Catching up again....sometimes this moves SOOOO fast.
I totally identify with the cleaning thing. My bathroom, especially, is disgusting. My "mother" and her mother would be appalled...but I suspect I may be sticking two fingers up and laughing. I will do it eventually, and it won't kill anyone as it is. They were both completely obsessed with hospital standard cleanliness, at all times.
Which is actually very funny, as I read that back!
I live in bumpkinland, and because of that, been very fortunate, not only in the speed at which I got appointments, but I think also, the quality of the care I have received. That second point, in any other forum would, I know, open another can of worms, but there it is.
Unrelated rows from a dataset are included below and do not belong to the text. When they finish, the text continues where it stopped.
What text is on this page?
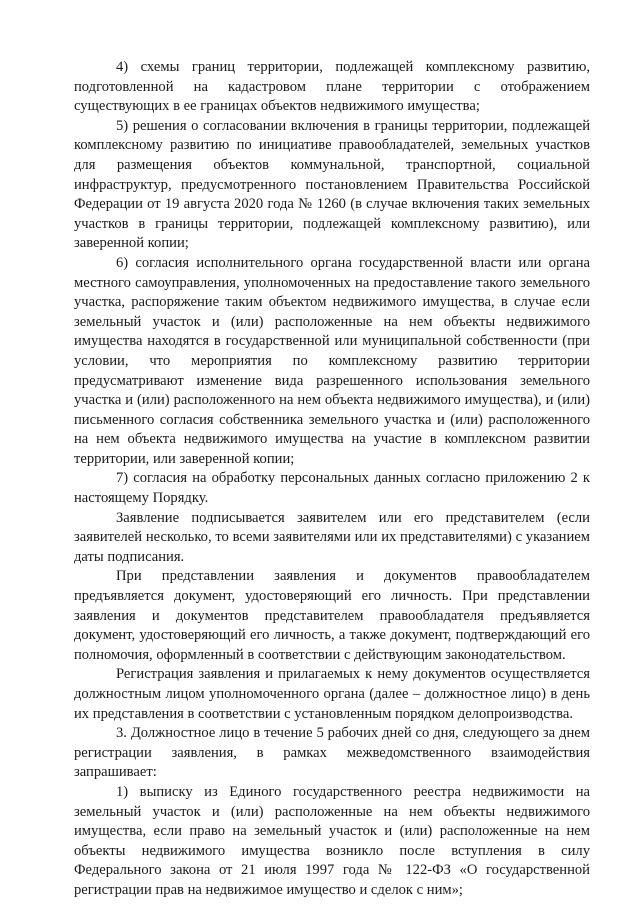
4) схемы границ территории, подлежащей комплексному развитию, подготовленной на кадастровом плане территории с отображением существующих в ее границах объектов недвижимого имущества;

5) решения о согласовании включения в границы территории, подлежащей комплексному развитию по инициативе правообладателей, земельных участков для размещения объектов коммунальной, транспортной, социальной инфраструктур, предусмотренного постановлением Правительства Российской Федерации от 19 августа 2020 года № 1260 (в случае включения таких земельных участков в границы территории, подлежащей комплексному развитию), или заверенной копии;

6) согласия исполнительного органа государственной власти или органа местного самоуправления, уполномоченных на предоставление такого земельного участка, распоряжение таким объектом недвижимого имущества, в случае если земельный участок и (или) расположенные на нем объекты недвижимого имущества находятся в государственной или муниципальной собственности (при условии, что мероприятия по комплексному развитию территории предусматривают изменение вида разрешенного использования земельного участка и (или) расположенного на нем объекта недвижимого имущества), и (или) письменного согласия собственника земельного участка и (или) расположенного на нем объекта недвижимого имущества на участие в комплексном развитии территории, или заверенной копии;

7) согласия на обработку персональных данных согласно приложению 2 к настоящему Порядку.

Заявление подписывается заявителем или его представителем (если заявителей несколько, то всеми заявителями или их представителями) с указанием даты подписания.

При представлении заявления и документов правообладателем предъявляется документ, удостоверяющий его личность. При представлении заявления и документов представителем правообладателя предъявляется документ, удостоверяющий его личность, а также документ, подтверждающий его полномочия, оформленный в соответствии с действующим законодательством.

Регистрация заявления и прилагаемых к нему документов осуществляется должностным лицом уполномоченного органа (далее – должностное лицо) в день их представления в соответствии с установленным порядком делопроизводства.

3. Должностное лицо в течение 5 рабочих дней со дня, следующего за днем регистрации заявления, в рамках межведомственного взаимодействия запрашивает:

1) выписку из Единого государственного реестра недвижимости на земельный участок и (или) расположенные на нем объекты недвижимого имущества, если право на земельный участок и (или) расположенные на нем объекты недвижимого имущества возникло после вступления в силу Федерального закона от 21 июля 1997 года № 122-ФЗ «О государственной регистрации прав на недвижимое имущество и сделок с ним»;
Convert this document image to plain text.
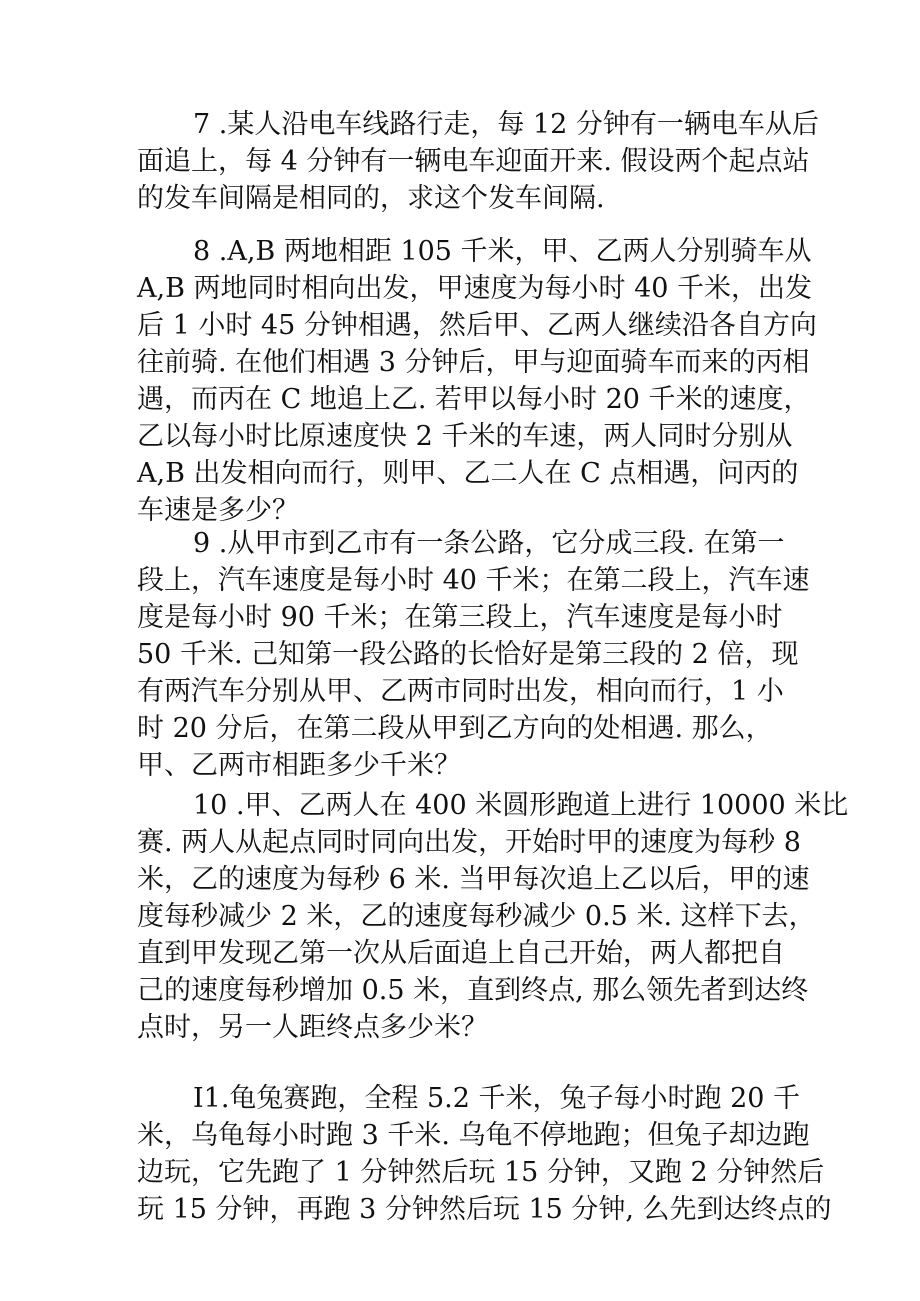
7 .某人沿电车线路行走，每 12 分钟有一辆电车从后
面追上，每 4 分钟有一辆电车迎面开来. 假设两个起点站
的发车间隔是相同的，求这个发车间隔.
8 .A,B 两地相距 105 千米，甲、乙两人分别骑车从
A,B 两地同时相向出发，甲速度为每小时 40 千米，出发
后 1 小时 45 分钟相遇，然后甲、乙两人继续沿各自方向
往前骑. 在他们相遇 3 分钟后，甲与迎面骑车而来的丙相
遇，而丙在 C 地追上乙. 若甲以每小时 20 千米的速度，
乙以每小时比原速度快 2 千米的车速，两人同时分别从
A,B 出发相向而行，则甲、乙二人在 C 点相遇，问丙的
车速是多少？
9 .从甲市到乙市有一条公路，它分成三段. 在第一
段上，汽车速度是每小时 40 千米；在第二段上，汽车速
度是每小时 90 千米；在第三段上，汽车速度是每小时
50 千米. 己知第一段公路的长恰好是第三段的 2 倍，现
有两汽车分别从甲、乙两市同时出发，相向而行，1 小
时 20 分后，在第二段从甲到乙方向的处相遇. 那么，
甲、乙两市相距多少千米？
10 .甲、乙两人在 400 米圆形跑道上进行 10000 米比
赛. 两人从起点同时同向出发，开始时甲的速度为每秒 8
米，乙的速度为每秒 6 米. 当甲每次追上乙以后，甲的速
度每秒减少 2 米，乙的速度每秒减少 0.5 米. 这样下去，
直到甲发现乙第一次从后面追上自己开始，两人都把自
己的速度每秒增加 0.5 米，直到终点, 那么领先者到达终
点时，另一人距终点多少米？
I1.龟兔赛跑，全程 5.2 千米，兔子每小时跑 20 千
米，乌龟每小时跑 3 千米. 乌龟不停地跑；但兔子却边跑
边玩，它先跑了 1 分钟然后玩 15 分钟，又跑 2 分钟然后
玩 15 分钟，再跑 3 分钟然后玩 15 分钟, 么先到达终点的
Copeyness......yes, just yes.
I think after discovering the corespondences from my "mother" to people, and being able to actually see the gaslighting and lies and weird shit, in black and white, and recognising it as the whole of my life with her in it, was the point at which, the copeyness switched to me, for the first time ever. It gave it a distance, a different perspective. Gaslighting in print, that you can show to other people and ask for second opinions. I can't begin to describe how it feels having that stuff there, in print, within my reach now. I am very glad that I had the courage to send it to so many people....members of my extended family and....... that shining the light in dark corners thing.
Someone said to me, stand in front of a full length mirror and say....."it's all about YOU", over and over and over, until it starts to go in. Do it every day, until you start to believe that your life is about YOU!
This place continues to take my breath away.